4.4 Terminology extraction approaches and methods
4.4.1 Classification of terminology extraction approaches
Figure 1 depicts a range of terminology extraction approaches, each corresponding to a leading criterion,
that are further subdivided into terminology extraction methods.
a
Degree of termhood, e.g. log likelihood (LL).
b
Degree of association, e.g. pointwise mutual interest (PMI) or chisquare.
c
Filtering by grammatical categories or patterns (POS), e.g. noun phrase extraction.
d
Classifiers (e.g. term/no term) learning from annotated data sets.
e
Neural networks, support vector machines (SVM), decision trees.
f
Inferring logics of ontologies (description logic, first order logic).
g
Combinations or sequences of the other methods.
Figure 1 — Classification of terminology extraction approaches
Approaches to terminology extraction can be structured according to:
a) number of languages;
b) process;
c) technique;
d) technology;
e) extracted item.
Within the chosen approach, several terminology extraction methods can be applied, for example:
— statistical;
— linguistic;
— machine-learning-based;
— logic-based;
— rule-based.
Terminology extraction approaches and methods are detailed in 4.4.2 to 4.4.6.5.
4.4.2 Extraction method according to the number of languages
4.4.2.1 General
Extractors can focus on one language, two or more.
4.4.2.2 Monolingual
Some extractors focus on only one language. Others can process a variety of languages, but still only one
at a time.
4.4.2.3 Bilingual
Bilingual terminology extraction tools can extract terms from a source text and a target text, one pair of
languages at a time. These texts are compiled in a text corpus. Bitexts are ideal for mining by bilingual
terminology extraction tools. Few tools can handle comparable corpora (in which original language texts
on the same topic are collected in both languages). A bilingual extractor can simply present equivalent text
segments for the user to consult to locate an equivalent term, or even use an algorithm to propose a possible
equivalent for validation.
4.4.2.4 Multilingual
Parallel texts in more than two languages are rarely available for terminology extraction. Therefore,
constructing multilingual terminology resources frequently depends on the compilation of multiple bilingual
terminology extraction outputs.
4.4.3 Extraction method according to the process
4.4.3.1 Manual terminology extraction
The most basic form of manual terminology extraction involves highlighting relevant terminological data in
a text and manually copying it into a list or termbase.
4.4.3.2 Automated terminology extraction
Automated terminology extraction generates a list of candidate terminological data for the user to validate
later, but does not allow validation during this phase.
4.4.3.3 Semi-automated terminology extraction
With semi-automated terminology extraction, the user can validate candidate terminological data within
the tool, before export.

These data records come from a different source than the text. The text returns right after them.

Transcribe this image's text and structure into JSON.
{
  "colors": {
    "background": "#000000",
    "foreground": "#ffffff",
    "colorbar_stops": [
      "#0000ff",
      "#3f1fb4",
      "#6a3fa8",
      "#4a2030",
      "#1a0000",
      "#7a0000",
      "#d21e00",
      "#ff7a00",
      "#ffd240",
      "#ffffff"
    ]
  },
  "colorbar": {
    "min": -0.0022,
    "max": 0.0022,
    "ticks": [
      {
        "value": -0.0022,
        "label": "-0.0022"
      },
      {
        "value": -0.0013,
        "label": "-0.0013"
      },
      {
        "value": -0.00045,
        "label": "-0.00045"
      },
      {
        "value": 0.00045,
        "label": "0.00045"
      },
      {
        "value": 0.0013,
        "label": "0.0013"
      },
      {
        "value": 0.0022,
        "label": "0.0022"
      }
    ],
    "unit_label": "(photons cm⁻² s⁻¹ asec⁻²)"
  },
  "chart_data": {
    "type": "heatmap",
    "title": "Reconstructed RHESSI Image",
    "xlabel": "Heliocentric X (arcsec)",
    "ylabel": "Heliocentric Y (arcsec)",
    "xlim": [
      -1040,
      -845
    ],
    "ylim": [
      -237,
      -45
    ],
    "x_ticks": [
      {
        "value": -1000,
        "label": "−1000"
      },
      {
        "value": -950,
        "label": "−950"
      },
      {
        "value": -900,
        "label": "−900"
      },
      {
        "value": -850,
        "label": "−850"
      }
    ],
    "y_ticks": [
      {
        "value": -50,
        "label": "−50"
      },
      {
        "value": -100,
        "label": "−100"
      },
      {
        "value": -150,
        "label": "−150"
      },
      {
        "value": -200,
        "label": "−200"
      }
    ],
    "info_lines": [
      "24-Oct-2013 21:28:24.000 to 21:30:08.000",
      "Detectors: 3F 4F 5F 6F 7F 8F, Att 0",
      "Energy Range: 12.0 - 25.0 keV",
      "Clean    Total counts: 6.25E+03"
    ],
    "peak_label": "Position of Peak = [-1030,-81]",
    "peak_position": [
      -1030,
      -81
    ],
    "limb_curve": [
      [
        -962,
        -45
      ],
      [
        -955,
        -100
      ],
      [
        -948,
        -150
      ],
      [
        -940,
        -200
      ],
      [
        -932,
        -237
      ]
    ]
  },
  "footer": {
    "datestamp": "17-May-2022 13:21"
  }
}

Validation at a pre-export stage reduces the noise in the resulting exported data.
4.4.4 Extraction method according to the underlying technique
4.4.4.1 Application of approaches
Most of the approaches described in this subclause apply primarily to term extraction unless otherwise stated.
4.4.4.2 Statistical terminology extraction
4.4.4.2.1 Overview
Statistical term extraction counts occurrences of candidate terms. The results are used to assess aspects,
including:
— the frequency of terms in a text corpus;
— their degree of relevance to a given subject field (termhood);
— the degree of association of words in an n-gram (unithood).
Statistical term extraction relies on the relative frequency of tokens in a text corpus or their distribution
within this text corpus.
Specific processing steps of statistical term extraction include:
— identification of relevant parameters such as token frequency, correlation and size of text corpus/
reference corpus;
— calculation of metrics based on selected formulae.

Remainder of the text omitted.